You could define a “sudo” for the mount or, add your user to the group “disk” – take a look at the ownerships of “/dev/sd*” …
This is looking bad:
> ls -l /usr/bin/fusermount
-rwsr-xr-x 1 root trusted 31560 10. Mai 2017 /usr/bin/fusermount
>
> file /usr/bin/fusermount
/usr/bin/fusermount: setuid ELF 64-bit LSB shared object, x86-64, version 1 (SYSV), dynamically linked, interpreter /lib64/ld-linux-x86-64.so.2, for GNU/Linux 3.0.0, BuildID[sha1]=73ac43bf35e5a1f378098537dc81ca119e97bf97, stripped
>
Whether or not, adding the user to the group “trusted” would help – don’t know.
Executing “fusermount -o default_permissions” from the user user “root” didn’t help – same error: “fusermount: old style mounting not supported”.

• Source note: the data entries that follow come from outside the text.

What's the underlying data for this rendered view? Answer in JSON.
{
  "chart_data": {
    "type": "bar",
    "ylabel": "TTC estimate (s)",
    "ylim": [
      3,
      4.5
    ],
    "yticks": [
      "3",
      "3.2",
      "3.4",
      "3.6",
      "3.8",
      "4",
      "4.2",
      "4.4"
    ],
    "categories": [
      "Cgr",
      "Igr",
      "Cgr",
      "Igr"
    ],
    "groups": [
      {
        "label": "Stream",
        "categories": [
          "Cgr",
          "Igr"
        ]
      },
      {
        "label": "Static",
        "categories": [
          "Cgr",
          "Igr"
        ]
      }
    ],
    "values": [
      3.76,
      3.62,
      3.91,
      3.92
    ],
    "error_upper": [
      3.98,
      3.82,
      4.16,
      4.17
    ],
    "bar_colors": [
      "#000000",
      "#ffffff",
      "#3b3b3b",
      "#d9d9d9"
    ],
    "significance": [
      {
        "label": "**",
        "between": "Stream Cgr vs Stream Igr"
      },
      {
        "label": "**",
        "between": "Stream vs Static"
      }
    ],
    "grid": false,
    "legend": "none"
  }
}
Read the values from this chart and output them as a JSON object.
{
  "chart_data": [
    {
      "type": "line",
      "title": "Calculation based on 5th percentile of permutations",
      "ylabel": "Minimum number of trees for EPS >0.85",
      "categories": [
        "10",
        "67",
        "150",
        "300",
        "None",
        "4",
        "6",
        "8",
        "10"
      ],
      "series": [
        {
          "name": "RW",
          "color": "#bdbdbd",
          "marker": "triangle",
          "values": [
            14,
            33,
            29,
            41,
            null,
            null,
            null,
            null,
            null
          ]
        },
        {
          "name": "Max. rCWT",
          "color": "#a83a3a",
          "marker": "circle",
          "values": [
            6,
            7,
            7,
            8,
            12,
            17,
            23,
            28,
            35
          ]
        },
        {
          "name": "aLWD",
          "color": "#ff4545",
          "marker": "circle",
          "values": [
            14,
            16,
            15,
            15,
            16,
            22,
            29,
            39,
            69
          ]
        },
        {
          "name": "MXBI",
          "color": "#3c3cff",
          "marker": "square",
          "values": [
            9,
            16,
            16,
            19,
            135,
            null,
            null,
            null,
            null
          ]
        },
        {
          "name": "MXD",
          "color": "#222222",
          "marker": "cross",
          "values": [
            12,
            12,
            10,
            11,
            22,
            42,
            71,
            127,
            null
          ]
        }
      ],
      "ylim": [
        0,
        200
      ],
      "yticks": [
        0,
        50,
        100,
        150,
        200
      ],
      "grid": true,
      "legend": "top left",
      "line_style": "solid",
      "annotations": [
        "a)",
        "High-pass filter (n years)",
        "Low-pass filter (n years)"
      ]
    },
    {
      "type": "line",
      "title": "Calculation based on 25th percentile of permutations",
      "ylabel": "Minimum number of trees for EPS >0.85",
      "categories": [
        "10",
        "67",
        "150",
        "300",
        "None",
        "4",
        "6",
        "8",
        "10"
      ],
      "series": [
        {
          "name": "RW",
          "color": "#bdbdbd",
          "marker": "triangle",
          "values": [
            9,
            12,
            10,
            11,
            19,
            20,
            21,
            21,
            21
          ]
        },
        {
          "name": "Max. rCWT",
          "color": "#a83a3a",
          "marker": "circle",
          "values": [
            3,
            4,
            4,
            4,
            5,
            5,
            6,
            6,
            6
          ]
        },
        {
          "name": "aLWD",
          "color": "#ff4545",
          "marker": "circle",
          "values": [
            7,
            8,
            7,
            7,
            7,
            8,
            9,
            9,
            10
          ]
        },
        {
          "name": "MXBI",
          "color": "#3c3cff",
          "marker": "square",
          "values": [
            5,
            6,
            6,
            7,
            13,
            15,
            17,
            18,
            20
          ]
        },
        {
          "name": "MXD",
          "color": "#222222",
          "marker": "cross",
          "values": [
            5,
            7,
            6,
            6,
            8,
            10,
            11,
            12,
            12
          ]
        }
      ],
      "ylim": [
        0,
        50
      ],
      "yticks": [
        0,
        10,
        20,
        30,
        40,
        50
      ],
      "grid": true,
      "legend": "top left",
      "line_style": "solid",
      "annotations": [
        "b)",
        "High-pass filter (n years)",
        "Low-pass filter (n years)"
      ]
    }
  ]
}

It seems that, the openSUSE “fusermount” is only good for unmounting file systems …
Thanks for the info. This whole thing really looks buggy. Previously I could simply insert the card and have right permissions. Now all that gym…
Security can be annoying:'(
When exactly was this “previously”? What has changed since then?
Some time in December 2017.
I don’t know what has changed since then (except that I have been running ‘zypper up’)
This still seems to be an issue in Leap 15.0 with the only difference that now everything (files and dirs) is 777.